One of the key trends over the past year has been the sharp increase in private-equity firms bidding for listed British companies in order to take advantage of the relatively cheap valuations in London’s stockmarket. One sector that has seen a frenzy of activity has been supermarkets.
Wm Morrison shareholders were recently bought out by private-equity firm Clayton Dubilier & Rice (CD&R) following a bidding war with private-equity rival Fortress. The fight proved highly lucrative for Wm Morrison’s shareholders. The final acquisition price represented a 61% premium to the stock’s level before the first bid was announced in June.
However, while the battle between Fortress and CD&R for control of Wm Morrison may be over, the speculation about which supermarket could be next has only just begun, especially since Fortress has said that it is still interested in British assets.
One supermarket that looks particularly attractive is J Sainsbury (LSE: SBRY). In mid-2021 it was the second-largest supermarket in the UK with a 15.2% market share, putting it ahead of both Asda and Wm Morrison. While Tesco, which controls just over a quarter of the market, is a potential alternative, Sainsbury’s has more chance of being the subject of a bidding war: its market capitalisation is only a third of Tesco’s, which makes it a much easier target for any potential buyer.
Solid sales growth
Of course, there is no guarantee that any bid will materialise, and Sainsbury’s shares have fallen by around 15% from their August peak. However, even if nothing happens, Sainsbury’s still has a strong track record of delivering growth, with its sales rising by an annual 4%-5% over the past five years. While some of this was due to the pandemic, as people were forced to cook more food themselves, rather than go to restaurants, rising consumer confidence should keep sales growing.
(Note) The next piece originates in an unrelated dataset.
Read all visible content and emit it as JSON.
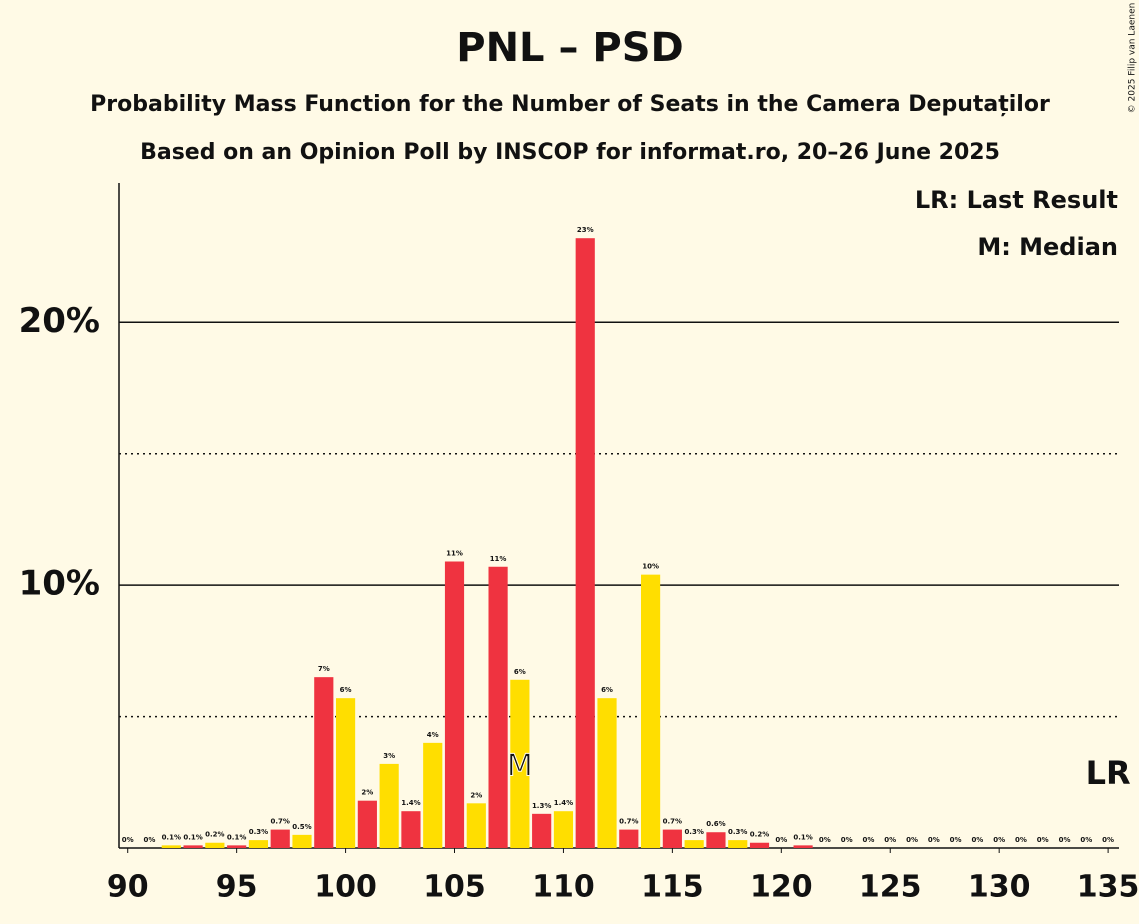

Sainsbury’s continues to make progress on cutting costs and further developing its online operations.
The group does face some challenges, however. It needs to find a way to offload its bank – or make it more profitable – while it also continues to grapple with ongoing shortages owing to disruptions in supply chains. However, these difficulties are more than offset by the supermarket’s relatively low valuation. It trades on a modest 2022 price/earnings (p/e) ratio of 13.7 and is also valued at 1.06 times the value of its net assets, or book value. Tesco is valued at 1.52 times book value, while WM Morrison was worth a whopping 1.65 times when it was sold.
Sainsbury’s share price seems to have stabilised following the decline in August and September, and it is now trading at slightly above its 50 and 200-day moving averages. So I recommend that you go long at the current share price of 294p, at £6.50 per 1p. With a stop-loss of 144p, this gives you a total downside of £975.